In der Stiftskirche ist der schweren Luftangriffe auf Stuttgart vor siebzig Jahren gedacht worden. Der Stadtdekan Hermes spannte den Bogen zu aktuellen Kriegen und Konflikten.

Stuttgart - Wie jedes Jahr am 13. September ist um elf Uhr die alte Torglocke der Stiftskirche zur Erinnerung an die Luftangriffe auf Stuttgart vor 70 Jahren von Hand geläutet worden. Damals waren weite Teile der Innenstadt zerstört worden. Den ökumenischen Gottesdienst am Samstag leiteten der evangelische Stadtdekan Søren Schwesig und der katholische Stadtdekan Christian Hermes. Der gut besuchte Gottesdienst begann mit einer Lesung, in der die Ereignisse der Nacht vom 12. auf den 13. September 1944 geschildert wurden. 957 Menschen kamen bei dem Angriff britischer Bomber ums Leben. Durch den Massenabwurf von Brandbomben wurde ein Feuersturm ausgelöst, der eine Fläche von vier Quadratkilometern des Stadtgebiets zerstörte.

 

Während des Gottesdienstes schilderte der Stuttgarter Heinz Rittberger, der die Angriffe als kleiner Junge in der Rosenstraße im Bohnenviertel erlebt hatte, seine Erinnerungen. Die Geschehnisse dieser Nacht hätten ihn noch lange verfolgt: „Ich litt unter einem immer wiederkehrenden Traum, in dem unser Haus während des Bombenangriffs über mir zusammenstürzt“, erzählte Rittberger.

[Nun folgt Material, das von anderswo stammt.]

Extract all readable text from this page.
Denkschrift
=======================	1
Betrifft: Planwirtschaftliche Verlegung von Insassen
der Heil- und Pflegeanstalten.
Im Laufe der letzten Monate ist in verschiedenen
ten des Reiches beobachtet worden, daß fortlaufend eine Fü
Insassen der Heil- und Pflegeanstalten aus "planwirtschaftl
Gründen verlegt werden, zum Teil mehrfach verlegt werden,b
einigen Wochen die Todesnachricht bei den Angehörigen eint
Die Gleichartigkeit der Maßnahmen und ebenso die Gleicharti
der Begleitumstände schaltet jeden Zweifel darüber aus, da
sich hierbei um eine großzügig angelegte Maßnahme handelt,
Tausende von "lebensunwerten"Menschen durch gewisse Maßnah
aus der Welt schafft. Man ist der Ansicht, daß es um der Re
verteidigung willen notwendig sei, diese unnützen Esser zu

Der katholische Stadtdekan Christian Hermes warnte in seiner Predigt davor, die Ereignisse dieser Nacht zu vergessen: „Eine der größten Schwachstellen unserer Gesellschaft zeigt sich, wenn wir den Frieden und die Stabilität für selbstverständlich oder gar naturgegeben hinnehmen“, sagte Hermes. Dass dieser Frieden etwas Besonderes sei, zeige ein Blick in die Krisenregionen weltweit.

Hermes schließt militärische Gewalt nicht aus

Hermes wies vor allem auf die Verfolgung von Christen in Syrien und dem Irak hin: „Das passiert jetzt, heute, in dieser Stunde. Das ist eine Not, die zum Himmel schreit und die uns nicht gleichgültig sein darf.“ Wenn alle anderen Mittel ausgeschöpft seien, müsse den Verfolgten notfalls mit militärischer Gewalt geholfen werden. „Wer eingreift, übernimmt Verantwortung und macht sich schuldig. Wer aber nicht eingreift, übernimmt ebenfalls Verantwortung und macht sich vielleicht noch mehr schuldig“, erklärte Hermes.

Zu Wort kam auch Raid Gharib, der Diözesanratsvorsitzender der Syrisch-Orthodoxen Kirche von Antiochien in Deutschland, der ebenfalls an das Leid der Menschen in Syrien und im Irak erinnerte: „Die Ereignisse vor 70 Jahren erscheinen uns weit weg. Vielleicht so weit weg wie die Konflikte im Nahen Osten aufgrund ihrer geografischen Entfernung. In den Augen der Flüchtlinge, die hier ankommen, können wir die Schrecken dieses Kriegs aber sehen.“

An die Luftangriffe erinnert auch eine Ausstellung in der Stiftskirche: Sie zeigt Stuttgarter Kirchen vor und nach der Zerstörung und ist noch diese Woche zu sehen.